Re: Subordination to build on vacant lots? - Posted by Ed Garcia
Posted by Ed Garcia on November 03, 2000 at 10:47:19:
You’re on to something. You defiantly have the right idea. The first step is to find a good lot that’s in a marketable area and that you think could be an ideal location. Next you have to convince the seller to subordinate to a construction loan. My suggestion is to explain to the seller how you intend to build on the property and INCREASE the value of the asset about 50 to 100%. Remember, the lot will be cheaper than the house that you build on it. If done right, you should be between 70 and 75% LTV.
In most cases the bank will want to see at least 10% liquidity in your financial statement. What that means is that you have at least 10% of the project available in cash. The reason for that are overrides and in the event something should go wrong, you have the ability to cover it.
While I’m at it, let me ad what I just posted on the Main Newsgroup in regards to construction loans.
You will need the following.
(1) LAND: Either free and clear, or 50% paid down for a land draw.
(Note) If you wanted, you could buy a lot with NO money down, have the seller subordinate their loan to a construction loan.
(2) PLANS: These plans have to be approved by the city your building in.
(3) PERMITS: As you know, sometimes the City can require you to build either conforming structures or off sites, that the City wants. The will also have building standard for your area.

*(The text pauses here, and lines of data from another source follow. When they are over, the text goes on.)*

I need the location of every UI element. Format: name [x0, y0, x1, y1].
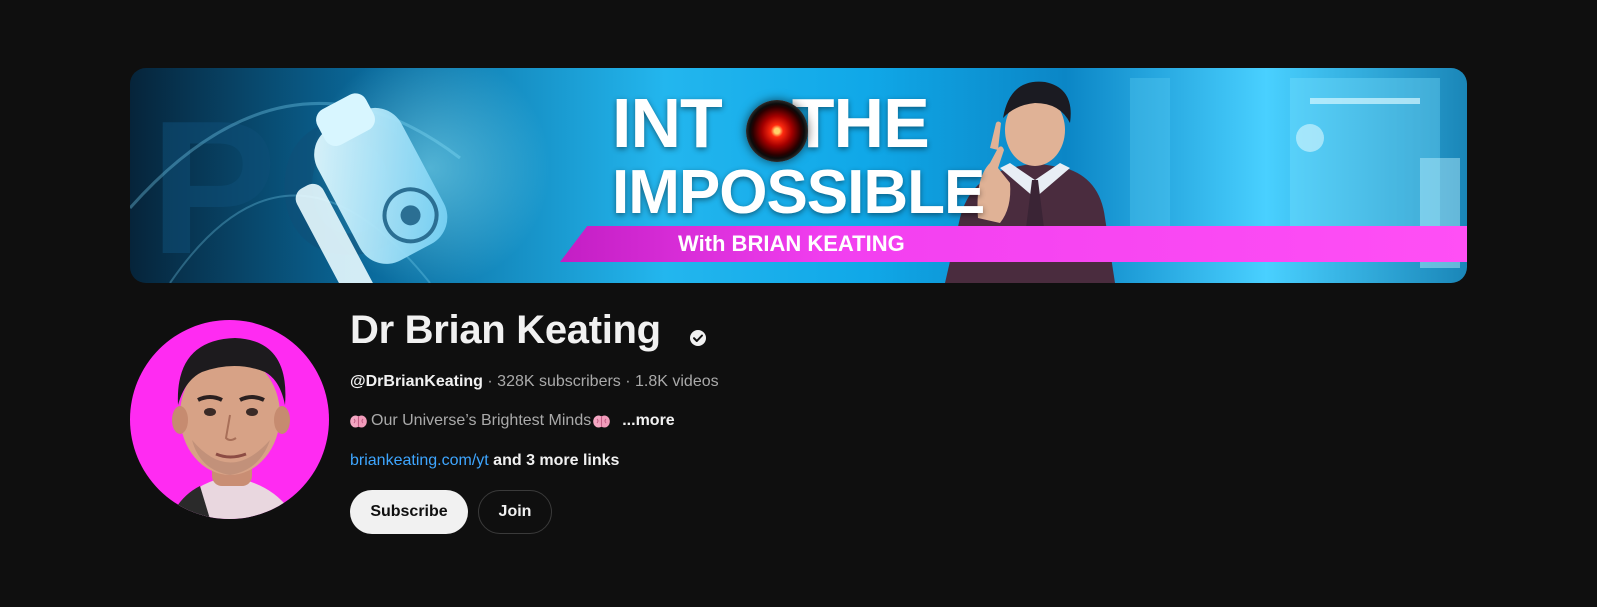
subscriber-count: 328K subscribers: [497, 373, 621, 390]
description-text: Our Universe’s Brightest Minds: [371, 412, 592, 429]
hal-eye-icon: [746, 100, 808, 162]
meta-separator: ·: [482, 373, 498, 390]
brain-emoji-icon: [593, 415, 611, 427]
avatar-portrait: [170, 338, 295, 519]
more-links-button[interactable]: and 3 more links: [489, 452, 619, 469]
more-description-link[interactable]: ...more: [622, 412, 674, 430]
channel-handle[interactable]: @DrBrianKeating: [350, 373, 483, 390]
banner-title-line2: IMPOSSIBLE: [612, 158, 985, 227]
channel-avatar[interactable]: [130, 320, 329, 519]
banner-subtitle: With BRIAN KEATING: [678, 231, 905, 256]
channel-links: briankeating.com/yt and 3 more links: [350, 452, 619, 470]
channel-description[interactable]: Our Universe’s Brightest Minds ...more: [350, 412, 675, 430]
verified-check-icon: [690, 330, 706, 346]
join-button[interactable]: Join: [478, 490, 552, 534]
meta-separator: ·: [620, 373, 636, 390]
brain-emoji-icon: [350, 415, 367, 427]
channel-website-link[interactable]: briankeating.com/yt: [350, 452, 489, 469]
video-count: 1.8K videos: [635, 373, 719, 390]
channel-name: Dr Brian Keating: [350, 308, 661, 352]
channel-meta: @DrBrianKeating · 328K subscribers · 1.8…: [350, 373, 719, 391]
channel-banner: PO INT THE IMPOSSIBLE With BRIAN KEATING: [130, 68, 1467, 283]
subscribe-button[interactable]: Subscribe: [350, 490, 468, 534]
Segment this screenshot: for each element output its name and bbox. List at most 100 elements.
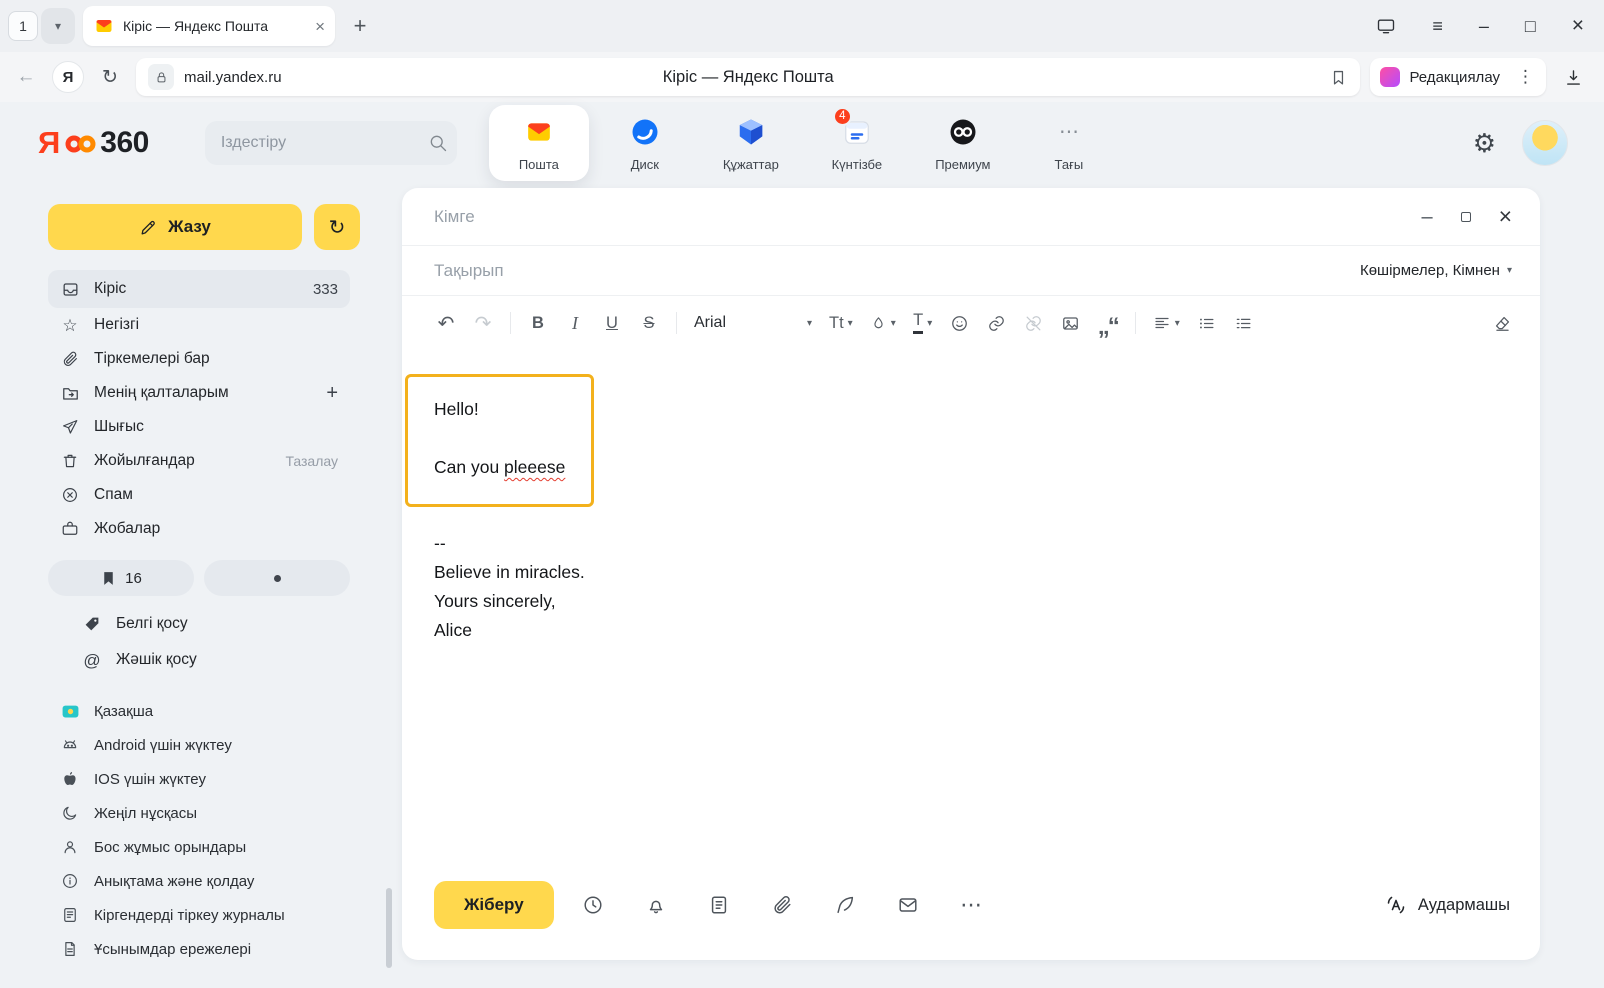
strikethrough-button[interactable]: S <box>639 314 659 333</box>
link-light-version[interactable]: Жеңіл нұсқасы <box>48 796 396 830</box>
compose-button[interactable]: Жазу <box>48 204 302 250</box>
add-label-item[interactable]: Белгі қосу <box>48 606 396 642</box>
window-close-button[interactable]: × <box>1572 14 1584 38</box>
link-signin-log[interactable]: Кіргендерді тіркеу журналы <box>48 898 396 932</box>
service-docs[interactable]: Құжаттар <box>701 105 801 181</box>
search-box[interactable] <box>205 121 457 165</box>
folder-primary[interactable]: ☆ Негізгі <box>48 308 350 342</box>
bookmark-icon[interactable] <box>1329 68 1348 87</box>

(4) COST: The Bank will require a COST BREAKDOWN of all of your expenses. They will want to see a cash flow chart to pay you on a VOUCHER system. As each phase is down and signed off by city inspectors, the contractor will be paid for that phase. (Note) interesting enough, the bank will take your cost break down and analyze it with their computers. If the cost is more, that will concern them, and they will cut it back. If it’s less, that will also concern them because they will think you short changed yourself in building this project. So In essence, the bank can be instrumental in verifying your cost. However, don’t ever count on anyone but yourself. Do your own, do diligence. (Note) the bank will require at least 10% liquidity on you the borrower.
(5) CONTRACTOR: If you are a Contractor, the bank will want to see your resume and you contractors license. If you are not a Contractor, then the bank will want to have a resume on your contractor as well as a copy of his license, and financial statement.
There are other considerations, but this is enough to get you thinking in the right direction. If everything is done right, you should be in the deal about 70% to 75% LTV on a NEW property. In fact I have seen better depending on area, and size of the deal.